Choisir la bonne fréquence pour le durcissement des garnitures de frein
Si vous avez déjà travaillé dans la fabrication de garnitures de frein, vous connaissez les difficultés liées à ce processus. Il est nécessaire que les résines durcissent parfaitement, mais si l’on utilise trop de chaleur trop rapidement, on risque de brûler le matériau de friction. C’est un équilibre délicat. Le vrai problème, c’est que les garnitures en céramique et celles en semi-métal ne suivent pas les mêmes règles. Elles absorbent la chaleur de manière différente. Si l’on utilise simplement un système infrarouge standard, on risque un durcissement inégal – ou pire encore, des fissures à la surface.

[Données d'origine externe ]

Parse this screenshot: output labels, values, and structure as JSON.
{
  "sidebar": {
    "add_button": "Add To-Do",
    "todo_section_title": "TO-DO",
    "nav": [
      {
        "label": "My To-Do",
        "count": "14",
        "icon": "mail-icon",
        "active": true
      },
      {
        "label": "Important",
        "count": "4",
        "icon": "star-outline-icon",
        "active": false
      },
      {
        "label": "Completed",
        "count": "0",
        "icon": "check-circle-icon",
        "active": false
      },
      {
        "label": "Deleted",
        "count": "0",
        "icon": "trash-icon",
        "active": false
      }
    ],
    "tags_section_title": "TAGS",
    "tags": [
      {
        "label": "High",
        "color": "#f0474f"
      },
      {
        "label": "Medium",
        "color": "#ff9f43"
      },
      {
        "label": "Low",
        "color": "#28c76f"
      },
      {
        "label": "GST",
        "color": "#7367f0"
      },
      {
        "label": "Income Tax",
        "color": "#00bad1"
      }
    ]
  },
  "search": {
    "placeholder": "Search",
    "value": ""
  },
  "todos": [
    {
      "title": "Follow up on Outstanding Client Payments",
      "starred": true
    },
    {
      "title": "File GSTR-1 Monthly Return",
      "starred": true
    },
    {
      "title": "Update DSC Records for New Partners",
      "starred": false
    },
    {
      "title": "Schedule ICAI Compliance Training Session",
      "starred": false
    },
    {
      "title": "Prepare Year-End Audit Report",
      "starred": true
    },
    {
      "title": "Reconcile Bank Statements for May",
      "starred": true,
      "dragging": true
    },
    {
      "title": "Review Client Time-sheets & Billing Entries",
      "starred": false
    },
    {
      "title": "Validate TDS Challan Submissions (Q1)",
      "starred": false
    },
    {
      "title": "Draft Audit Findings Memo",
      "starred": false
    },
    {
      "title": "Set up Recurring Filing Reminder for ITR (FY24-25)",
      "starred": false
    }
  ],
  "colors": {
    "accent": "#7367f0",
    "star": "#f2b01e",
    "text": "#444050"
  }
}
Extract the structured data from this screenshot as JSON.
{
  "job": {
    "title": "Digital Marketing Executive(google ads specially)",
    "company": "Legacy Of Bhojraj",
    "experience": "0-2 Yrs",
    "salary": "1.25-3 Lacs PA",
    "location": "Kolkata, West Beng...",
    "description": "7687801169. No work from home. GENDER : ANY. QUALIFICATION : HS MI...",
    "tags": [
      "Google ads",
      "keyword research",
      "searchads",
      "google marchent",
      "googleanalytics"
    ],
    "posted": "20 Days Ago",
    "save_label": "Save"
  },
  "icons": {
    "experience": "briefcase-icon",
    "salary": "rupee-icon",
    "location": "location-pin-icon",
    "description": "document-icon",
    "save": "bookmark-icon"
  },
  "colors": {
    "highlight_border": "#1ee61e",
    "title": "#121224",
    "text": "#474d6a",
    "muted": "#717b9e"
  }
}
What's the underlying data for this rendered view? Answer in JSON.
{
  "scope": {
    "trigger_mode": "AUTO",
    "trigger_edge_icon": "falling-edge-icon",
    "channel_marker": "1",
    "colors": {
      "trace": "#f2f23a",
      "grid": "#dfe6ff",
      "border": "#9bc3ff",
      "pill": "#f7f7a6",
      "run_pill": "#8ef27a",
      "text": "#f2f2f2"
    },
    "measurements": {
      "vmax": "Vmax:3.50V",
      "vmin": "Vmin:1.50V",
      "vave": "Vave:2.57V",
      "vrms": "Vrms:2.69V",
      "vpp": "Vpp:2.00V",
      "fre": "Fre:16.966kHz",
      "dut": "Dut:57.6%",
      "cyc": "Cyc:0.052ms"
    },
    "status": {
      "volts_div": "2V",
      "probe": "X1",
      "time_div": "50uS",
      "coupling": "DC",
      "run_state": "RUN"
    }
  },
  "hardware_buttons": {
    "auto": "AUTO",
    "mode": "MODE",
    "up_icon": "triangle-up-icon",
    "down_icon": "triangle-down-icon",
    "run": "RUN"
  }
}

Choisir la bonne fréquence
Tout dépend de la chimie des matériaux utilisés. Les matériaux semi-métalliques transmettent la chaleur plus rapidement et la reflètent différemment des composites en céramique. C’est pourquoi nous ne choisissons pas simplement une lampe au hasard. Nous décidons s’il faut utiliser des ondes courtes, moyennes ou longues, en fonction de la profondeur jusqu’à laquelle la chaleur doit pénétrer. Les ondes infrarouges courtes agissent comme un sprint : elles atteignent rapidement la surface, ce qui est idéal pour sécher rapidement les matériaux. Mais si l’on travaille avec des garnitures en céramique épaisse, il est nécessaire que la chaleur pénètre dans leur cœur. Pour cela, on utilise des émetteurs à ondes moyennes. C’est le seul moyen d’atteindre la température souhaitée au centre de la garniture, sans brûler sa surface.
L’aspect technique
Pour ces applications, nous utilisons des émetteurs halogènes en quartz. Pourquoi ? Parce qu’ils peuvent gérer la forte puissance nécessaire pour faire fonctionner la ligne de production. Mais il y a un problème : lorsque l’on utilise 2000ワット ou plus à travers un petit tube, les réflecteurs doivent être parfaits. Même une petite erreur peut entraîner des points chauds indésirables. Une minute tout semble normal, et la minute d’après, les garnitures se déforment.
Les compromis (ce que personne ne vous dit)
Les lampes à haute puissance sont excellentes pour accroître la productivité, mais elles représentent un fardeau pour votre réseau électrique. Il faut s’assurer que vos câbles et vos contacts peuvent supporter cette forte charge de courant, sinon vous aurez des problèmes. De plus, il y a le problème de l’usure. Plus on sollicite ces lampes, plus rapidement leurs filaments s’évaporent. La puissance de sortie diminue progressivement. Ce n’est pas un effondrement soudain, mais plutôt une diminution progressive. Il faudra donc que votre PLC intervienne pour augmenter la puissance et maintenir les températures de durcissement stables.